The Platypus (Ornithorhynchus anatinus) is a semi-aquatic mammal endemic to eastern Australia, including Tasmania. Together with the four species of echidna, it is one of the five extant species of monotremes, the only mammals that lay eggs instead of giving birth to live young. It is the sole living representative of its family (Ornithorhynchidae) and genus (Ornithorhynchus), though a number of related species have been found in the fossil record.
The bizarre appearance of this egg-laying, venomous, duck-billed, beaver-tailed, otter-footed mammal baffled European naturalists when they first encountered it, with some considering it an elaborate fraud. It is one of the few venomous mammals; the male Platypus has a spur on the hind foot that delivers a venom capable of causing severe pain to humans. The unique features of the Platypus make it an important subject in the study of evolutionary biology and a recognisable and iconic symbol of Australia; it has appeared as a mascot at national events and is featured on the reverse of the Australian 20 cent coin.
Until the early 20th century it was hunted for its fur, but it is now protected throughout its range. Although captive breeding programs have had only limited success and the Platypus is vulnerable to the effects of pollution, it is not under any immediate threat.
Taxonomy and etymology
When the Platypus was first discovered by Europeans in 1798, a pelt and sketch were sent back to the United Kingdom by Captain John Hunter, the second Governor of New South Wales. The British scientists were at first convinced that the attributes must have been a hoax. George Shaw, who produced the first description of the animal in the Naturalist's Miscellany in 1799, stated that it was impossible not to entertain doubts as to its genuine nature, and Robert Knox believed it may have been produced by some Asian taxidermist. It was thought that somebody had sewn a duck's beak onto the body of a beaver-like animal. Shaw even took a pair of scissors to the dried skin to check for stitches.

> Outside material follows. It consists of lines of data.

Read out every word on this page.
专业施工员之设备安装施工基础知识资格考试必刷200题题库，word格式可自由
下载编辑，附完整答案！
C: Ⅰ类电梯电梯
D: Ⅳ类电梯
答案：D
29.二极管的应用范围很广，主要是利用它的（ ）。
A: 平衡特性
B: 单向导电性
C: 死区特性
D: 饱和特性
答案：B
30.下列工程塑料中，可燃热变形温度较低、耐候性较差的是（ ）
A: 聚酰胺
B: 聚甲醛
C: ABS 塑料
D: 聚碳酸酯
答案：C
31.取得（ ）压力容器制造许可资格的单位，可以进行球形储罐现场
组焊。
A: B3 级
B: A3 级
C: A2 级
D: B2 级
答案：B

The common name, Platypus, is Latin derived from the Greek words πλατύς ("platys", flat, broad) and πους ("pous", foot), meaning "flat foot". Shaw assigned it as a Linnaean genus name when he initially described it, but the term was quickly discovered to already belong to the wood-boring ambrosia beetle (genus Platypus). It was independently described as Ornithorhynchus paradoxus by Johann Blumenbach in 1800 (from a specimen given to him by Sir Joseph Banks) and following the rules of priority of nomenclature it was later officially recognised as Ornithorhynchus anatinus. The scientific name Ornithorhynchus is derived from ορνιθόρυνχος ("ornithorhynkhos"), which literally means "bird snout" in Greek, and anatinus, which means "duck-like" in Latin.

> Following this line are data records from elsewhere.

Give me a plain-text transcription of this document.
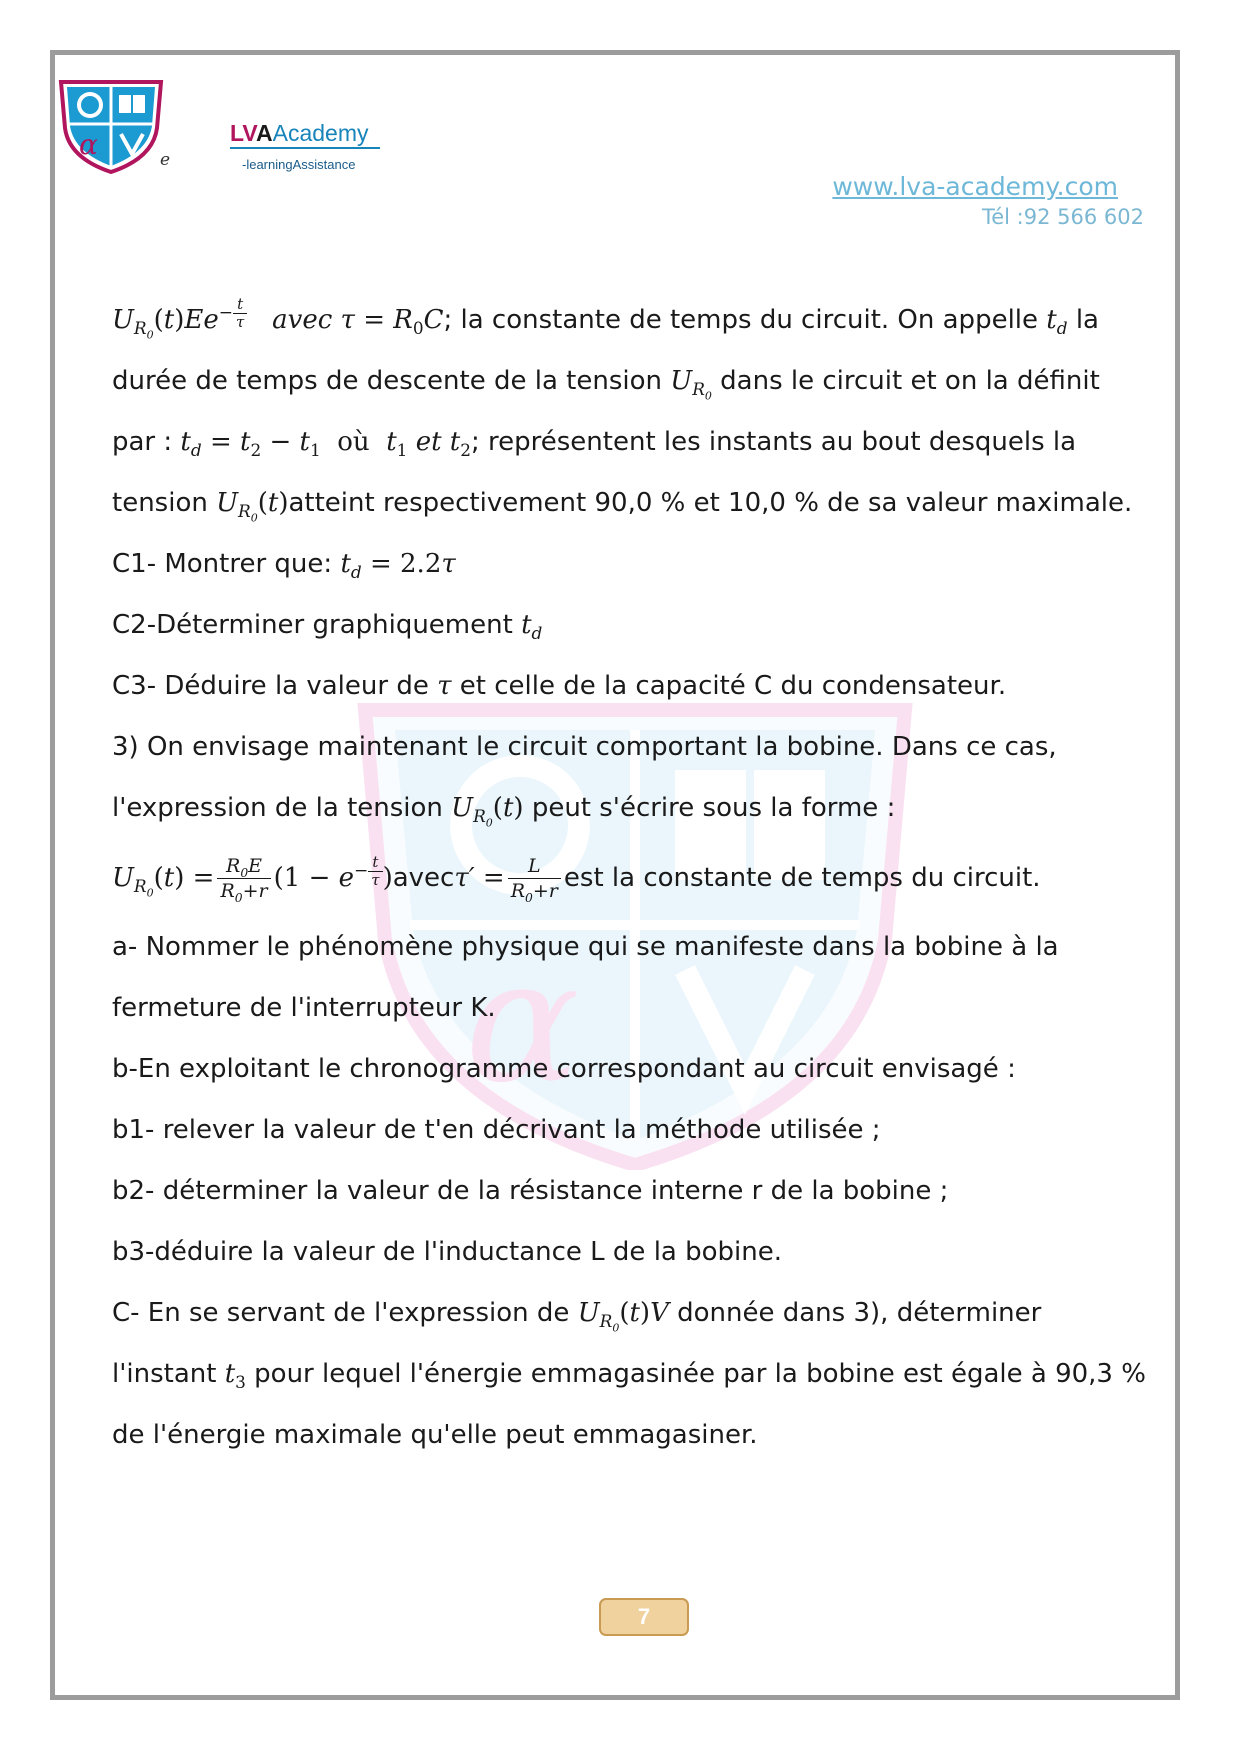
α	e
LVAAcademy
-learningAssistance
www.lva-academy.com
Tél :92 566 602
α
$U_{R_0}(t)Ee- \frac{t}{\tau}$ avec $\tau = R_0C$; la constante de temps du circuit. On appelle $t_d$ la
durée de temps de descente de la tension $U_{R_0}$ dans le circuit et on la définit
par : $t_d = t_2 - t_1$ où $t_1$ et $t_2$; représentent les instants au bout desquels la
tension $U_{R_0}(t)atteint$ respectivement 90,0 % et 10,0 % de sa valeur maximale.
C1- Montrer que: $t_d = 2.2\tau$
C2-Déterminer graphiquement $t_d$
C3- Déduire la valeur de τ et celle de la capacité C du condensateur.
3) On envisage maintenant le circuit comportant la bobine. Dans ce cas,
l'expression de la tension $U_{R_0}(t)$ peut s'écrire sous la forme :
$U_{R_0}(t) = \frac{R_0E}{R_0+r} (1 - e- \frac{t}{\tau}$ )avecτ′ = $\frac{L}{R_0+r}$ est la constante de temps du circuit.
a- Nommer le phénomène physique qui se manifeste dans la bobine à la
fermeture de l'interrupteur K.
b-En exploitant le chronogramme correspondant au circuit envisagé :
b1- relever la valeur de t'en décrivant la méthode utilisée ;
b2- déterminer la valeur de la résistance interne r de la bobine ;
b3-déduire la valeur de l'inductance L de la bobine.
C- En se servant de l'expression de $U_{R_0}(t)V$ donnée dans 3), déterminer
l'instant $t_3$ pour lequel l'énergie emmagasinée par la bobine est égale à 90,3 %
de l'énergie maximale qu'elle peut emmagasiner.
7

There is no universally agreed upon plural of "platypus" in the English language. Scientists generally use "platypuses" or simply "platypus". Colloquially, "platypi" is also used for the plural, although this is pseudo-Latin; the Greek plural would be "platypodes". Early British settlers called it by many names, such as watermole, duckbill, and duckmole. The name "Platypus" is often prefixed with the adjective "duck-billed" to form Duck-billed Platypus, despite there being only one species of Platypus.